Z kolei Wyrok Naczelnego Sądu Administracyjnego z dnia 6 września 2022 r. (sygnatura akt: II OSK 2188/19) w ramach najważniejszej tezy informuje, iż: „nie można kategorycznie przyjąć, że wybudowanie jednej, wspólnej, ściany pomiędzy budynkami, pozbawiało te budynki cechy „odrębności konstrukcyjnej”. To następny wyrok powołujący się na orzeczenie NSA z dnia 5 lutego 2020 r.
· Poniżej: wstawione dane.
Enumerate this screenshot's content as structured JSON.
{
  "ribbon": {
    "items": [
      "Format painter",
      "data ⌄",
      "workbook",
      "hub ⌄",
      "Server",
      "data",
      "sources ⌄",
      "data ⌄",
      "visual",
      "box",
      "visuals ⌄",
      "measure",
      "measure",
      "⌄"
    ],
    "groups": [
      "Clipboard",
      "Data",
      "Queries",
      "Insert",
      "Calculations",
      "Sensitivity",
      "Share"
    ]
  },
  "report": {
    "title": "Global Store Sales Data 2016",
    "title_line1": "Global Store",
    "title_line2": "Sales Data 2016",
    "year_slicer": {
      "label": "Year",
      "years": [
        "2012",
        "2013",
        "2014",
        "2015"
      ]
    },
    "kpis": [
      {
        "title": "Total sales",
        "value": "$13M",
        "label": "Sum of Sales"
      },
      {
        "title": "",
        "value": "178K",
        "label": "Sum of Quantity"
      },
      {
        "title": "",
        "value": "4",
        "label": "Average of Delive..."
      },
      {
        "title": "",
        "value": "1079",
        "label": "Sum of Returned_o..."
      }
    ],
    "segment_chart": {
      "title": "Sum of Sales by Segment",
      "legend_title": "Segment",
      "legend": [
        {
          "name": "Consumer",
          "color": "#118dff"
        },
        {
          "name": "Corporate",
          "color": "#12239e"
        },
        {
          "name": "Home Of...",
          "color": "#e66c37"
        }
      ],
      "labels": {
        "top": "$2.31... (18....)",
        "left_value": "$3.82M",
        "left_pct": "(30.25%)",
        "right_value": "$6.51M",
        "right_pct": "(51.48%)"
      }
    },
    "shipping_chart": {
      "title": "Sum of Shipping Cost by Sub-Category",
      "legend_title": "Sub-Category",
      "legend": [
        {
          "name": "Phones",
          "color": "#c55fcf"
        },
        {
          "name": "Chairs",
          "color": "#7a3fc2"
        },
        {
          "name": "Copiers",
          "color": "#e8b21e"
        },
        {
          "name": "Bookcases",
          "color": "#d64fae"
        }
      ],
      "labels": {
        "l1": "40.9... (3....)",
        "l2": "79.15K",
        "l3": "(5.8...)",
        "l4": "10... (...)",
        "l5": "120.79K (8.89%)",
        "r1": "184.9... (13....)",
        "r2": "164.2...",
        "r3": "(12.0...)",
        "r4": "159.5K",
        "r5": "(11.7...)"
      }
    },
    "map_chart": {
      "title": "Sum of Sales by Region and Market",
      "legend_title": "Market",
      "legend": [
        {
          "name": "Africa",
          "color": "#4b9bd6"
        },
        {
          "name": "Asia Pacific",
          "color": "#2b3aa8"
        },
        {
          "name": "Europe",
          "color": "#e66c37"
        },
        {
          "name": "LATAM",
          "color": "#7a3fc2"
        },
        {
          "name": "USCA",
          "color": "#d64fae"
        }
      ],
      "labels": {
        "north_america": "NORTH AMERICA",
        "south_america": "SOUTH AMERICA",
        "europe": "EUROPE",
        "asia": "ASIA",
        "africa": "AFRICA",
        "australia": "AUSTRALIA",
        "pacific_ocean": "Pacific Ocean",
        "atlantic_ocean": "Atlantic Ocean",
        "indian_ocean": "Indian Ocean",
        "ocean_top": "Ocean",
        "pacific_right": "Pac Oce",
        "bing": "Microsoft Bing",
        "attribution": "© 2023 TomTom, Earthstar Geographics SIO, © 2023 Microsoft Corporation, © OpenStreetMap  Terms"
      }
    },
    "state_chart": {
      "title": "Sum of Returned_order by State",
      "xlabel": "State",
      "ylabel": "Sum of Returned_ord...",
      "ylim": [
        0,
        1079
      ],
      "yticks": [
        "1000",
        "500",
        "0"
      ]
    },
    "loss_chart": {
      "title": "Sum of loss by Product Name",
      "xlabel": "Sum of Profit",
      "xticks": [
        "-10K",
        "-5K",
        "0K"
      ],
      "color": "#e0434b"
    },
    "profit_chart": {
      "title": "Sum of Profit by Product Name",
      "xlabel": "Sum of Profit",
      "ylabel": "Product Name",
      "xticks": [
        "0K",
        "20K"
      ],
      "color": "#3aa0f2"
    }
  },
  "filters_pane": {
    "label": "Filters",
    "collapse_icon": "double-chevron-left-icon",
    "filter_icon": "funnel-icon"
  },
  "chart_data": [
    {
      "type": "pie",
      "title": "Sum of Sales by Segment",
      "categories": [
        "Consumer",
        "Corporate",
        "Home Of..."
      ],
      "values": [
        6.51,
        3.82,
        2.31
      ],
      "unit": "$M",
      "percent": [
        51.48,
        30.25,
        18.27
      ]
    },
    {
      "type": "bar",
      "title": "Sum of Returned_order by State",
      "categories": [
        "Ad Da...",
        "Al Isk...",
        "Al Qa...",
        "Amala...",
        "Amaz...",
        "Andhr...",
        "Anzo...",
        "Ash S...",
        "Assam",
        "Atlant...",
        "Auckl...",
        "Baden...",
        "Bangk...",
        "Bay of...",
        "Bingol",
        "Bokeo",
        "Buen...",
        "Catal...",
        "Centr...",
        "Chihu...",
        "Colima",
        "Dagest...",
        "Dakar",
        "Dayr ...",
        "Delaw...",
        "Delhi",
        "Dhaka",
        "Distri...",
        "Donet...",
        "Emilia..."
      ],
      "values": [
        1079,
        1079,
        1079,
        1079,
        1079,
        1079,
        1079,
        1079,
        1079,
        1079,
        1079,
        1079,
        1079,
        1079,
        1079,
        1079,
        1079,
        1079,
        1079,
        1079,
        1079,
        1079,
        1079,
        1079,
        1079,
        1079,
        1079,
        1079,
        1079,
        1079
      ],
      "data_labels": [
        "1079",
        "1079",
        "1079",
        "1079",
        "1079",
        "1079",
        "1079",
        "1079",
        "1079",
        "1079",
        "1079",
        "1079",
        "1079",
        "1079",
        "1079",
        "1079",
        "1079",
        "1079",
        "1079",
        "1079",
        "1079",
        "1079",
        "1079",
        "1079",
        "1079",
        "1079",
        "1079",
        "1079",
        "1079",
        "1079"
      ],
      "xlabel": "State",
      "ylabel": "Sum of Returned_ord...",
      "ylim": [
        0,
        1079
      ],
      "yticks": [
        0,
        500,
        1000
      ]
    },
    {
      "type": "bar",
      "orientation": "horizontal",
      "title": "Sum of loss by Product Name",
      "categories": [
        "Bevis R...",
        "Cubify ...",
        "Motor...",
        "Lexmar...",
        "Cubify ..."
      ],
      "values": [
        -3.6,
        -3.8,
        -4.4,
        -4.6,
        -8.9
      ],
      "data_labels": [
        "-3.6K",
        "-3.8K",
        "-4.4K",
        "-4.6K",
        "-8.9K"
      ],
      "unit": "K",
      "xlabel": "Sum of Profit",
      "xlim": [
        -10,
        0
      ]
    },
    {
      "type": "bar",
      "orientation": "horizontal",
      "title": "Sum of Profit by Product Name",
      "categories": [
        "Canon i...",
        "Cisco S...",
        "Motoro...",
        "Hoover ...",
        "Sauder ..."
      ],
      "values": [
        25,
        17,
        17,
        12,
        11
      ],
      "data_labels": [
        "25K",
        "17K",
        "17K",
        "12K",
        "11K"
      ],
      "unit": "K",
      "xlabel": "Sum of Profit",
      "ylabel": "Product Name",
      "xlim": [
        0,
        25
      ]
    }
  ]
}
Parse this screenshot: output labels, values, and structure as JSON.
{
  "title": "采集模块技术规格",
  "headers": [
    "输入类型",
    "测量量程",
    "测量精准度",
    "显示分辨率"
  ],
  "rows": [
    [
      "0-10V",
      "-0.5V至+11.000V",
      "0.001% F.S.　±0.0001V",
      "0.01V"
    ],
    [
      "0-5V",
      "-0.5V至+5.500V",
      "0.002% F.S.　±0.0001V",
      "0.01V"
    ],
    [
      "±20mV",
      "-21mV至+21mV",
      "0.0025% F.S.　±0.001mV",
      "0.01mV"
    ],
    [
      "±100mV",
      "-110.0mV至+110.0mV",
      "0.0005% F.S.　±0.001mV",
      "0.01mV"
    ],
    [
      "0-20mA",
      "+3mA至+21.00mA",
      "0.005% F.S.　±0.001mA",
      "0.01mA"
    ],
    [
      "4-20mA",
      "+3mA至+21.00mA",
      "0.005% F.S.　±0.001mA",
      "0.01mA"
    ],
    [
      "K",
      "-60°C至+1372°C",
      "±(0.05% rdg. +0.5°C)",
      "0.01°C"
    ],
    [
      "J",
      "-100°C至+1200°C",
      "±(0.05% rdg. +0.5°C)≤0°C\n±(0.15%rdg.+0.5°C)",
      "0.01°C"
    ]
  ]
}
Wspomniany wyrok NSA jest ważny również dlatego, że odnoszą się do niego rozstrzygnięcia nadzorcze wojewodów (m.in. liczne rozstrzygnięcia nadzorcze Wojewody Mazowieckiego).
Kluczowe jest tak zwane kryterium funkcjonalne
W literaturze prawnej też możemy spotkać się ze stanowiskiem, wedle którego kryterium funkcjonalne jest kluczowe dla rozstrzygnięcia z jakim budynkiem mamy do czynienia (budynkiem jednorodzinnym wolnostojącym dwulokalowym lub dwoma odrębnymi budynkami jednorodzinnymi w zabudowie bliźniaczej). Chodzi o to, czy obie części obiektu mogą funkcjonować w sposób samodzielny i niezależny od siebie – przy równoczesnym spełnianiu przez każdą z nich cech budynku, czyli trwałego związania z gruntem, wydzielenia z przestrzeni za pomocą przegród budowlanych oraz posiadania fundamentów i dachu (zobacz: A. Despot-Mładanowicz [w:] Prawo budowlane. Komentarz aktualizowany, red. A. Plucińska-Filipowicz, M. Wierzbowski, LEX/el. 2024, art. 3).